Entonces, ¿cómo debe llegar el órgano de contratación al «precio de mercado», «valor de mercado» o «precio general de mercado» como expresa la ley? Vamos a obviar en este análisis las condiciones económicas del mercado, es decir si es competitivo o no lo es, aunque algunas definiciones se hagan bajo la hipótesis de la existencia de mercados en competencia perfecta. Y tampoco vamos a entrar en cómo «maximiza la utilidad» el consumidor particular ni en cómo dicha utilidad es menor con el consumo repetido del mismo bien, explicada por la «Ley de la utilidad marginal decreciente», porque, recordemos, que este no es el caso de las compras públicas, ya que en su decisión de compra interviene la «mejor relación calidad-precio» que combina diversos factores e intereses generales que van más allá de los que tiene el consumidor particular, pues este último no selecciona sus adquisiciones porque tenga que dar satisfacción a los intereses generales y a unas políticas públicas o ajustarse a estrictos procedimientos sujetos a criterios «objetivos de valoración» (que pueden incluir factores de tipo social o medioambiental) para determinar «objetivamente» cuál es la oferta más ventajosa, ni tiene en cuenta el «coste del ciclo de vida», sino que, los consumidores particulares, toman su decisión de compra con arreglo a dos elementos básicos, que son: su capacidad de compra (presupuesto) y la satisfacción que les reporta la adquisición.
El «valor de mercado» de un producto o servicio, en la Teoría Económica, se monetiza a través «precio», siendo este aquel que viene determinado por las fuerzas de la oferta y demanda entre agentes económicos independientes, con plena información y sin restricciones de la competencia. O, dicho de otra manera, es el valor monetario del intercambio que es capaz de vaciar el mercado de bienes y de servicios, porque es en el que consigue que los consumidores obtengan la máxima utilidad, con arreglo a su presupuesto, y en el que los productores logran maximizar su beneficio. Es decir, todo lo ofrecido por los productores es absorbido por los consumidores, pues es a ese «precio de equilibrio» en el que se alienta la producción y el consumo, de tal manera que para cada unidad de bien o servicio que se introduzca en el mercado, a ese «precio», se igualan el ritmo de producción (oferta) y el de consumo (demanda).

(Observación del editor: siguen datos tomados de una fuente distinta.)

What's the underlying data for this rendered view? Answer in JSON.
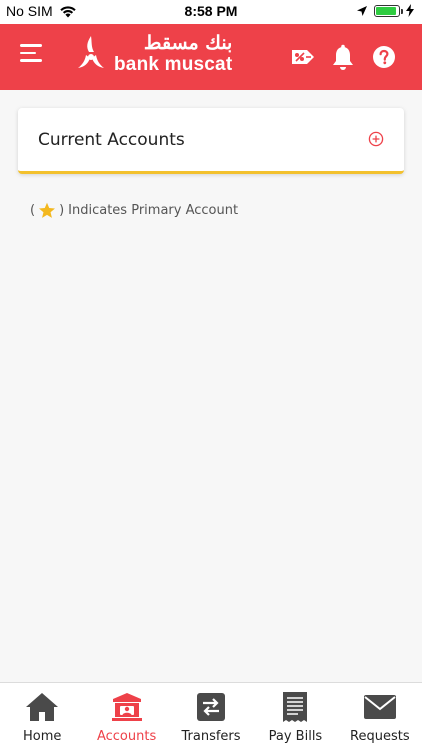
{
  "status_bar": {
    "carrier": "No SIM",
    "time": "8:58 PM"
  },
  "header": {
    "logo_arabic": "بنك مسقط",
    "logo_latin": "bank muscat"
  },
  "accounts_section": {
    "title": "Current Accounts"
  },
  "primary_note": {
    "open": "(",
    "close": ")",
    "text": "Indicates Primary Account"
  },
  "bottom_nav": {
    "items": [
      {
        "label": "Home"
      },
      {
        "label": "Accounts"
      },
      {
        "label": "Transfers"
      },
      {
        "label": "Pay Bills"
      },
      {
        "label": "Requests"
      }
    ],
    "active_index": 1
  },
  "colors": {
    "brand_red": "#ee4149",
    "accent_yellow": "#f3c12e",
    "icon_gray": "#555555",
    "battery_green": "#2ecc40"
  }
}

Dicho «precio de equilibrio», que recordemos es la expresión monetaria del «valor», estará presente en el intercambio de los mercados en competencia perfecta, pero no tiene por qué estarlo en los intercambios que se producen en los contratos públicos, ya que una entidad pública, al satisfacer sus necesidades de compra, puede provocar que el «precio» de la adquisición específica se aleje del «valor» o «precio de mercado» en condiciones «normales», como ha sucedido con determinadas adquisiciones de emergencia en esta época de la pandemia del Covid-19. Si una entidad pública pretende hacer con su compra un acopio superior a lo que en ese momento pueden ofrecer los productores, el equilibrio se rompe y, transitoriamente, hay un desplazamiento hacia un nuevo «precio» (de intercambio) hasta que desaparezcan las condiciones que lo provocan y se reestablezca el equilibrio en un «valor de mercado» normal, dado que los productores no pueden adaptar inmediatamente su oferta a la avalancha de pedidos. Pero esto no debe justificar pagar precios de bienes y servicios que no respondan a un valor adecuado e idóneo, porque se estaría lesionando gravemente los recursos públicos e incurriendo, presuntamente, en responsabilidad contable. En otras ocasiones, son los propios productores quienes «tiran» sus precios para ganar una licitación, a pesar de que existan los filtros para considerar que la oferta a la baja sea desproporcionada.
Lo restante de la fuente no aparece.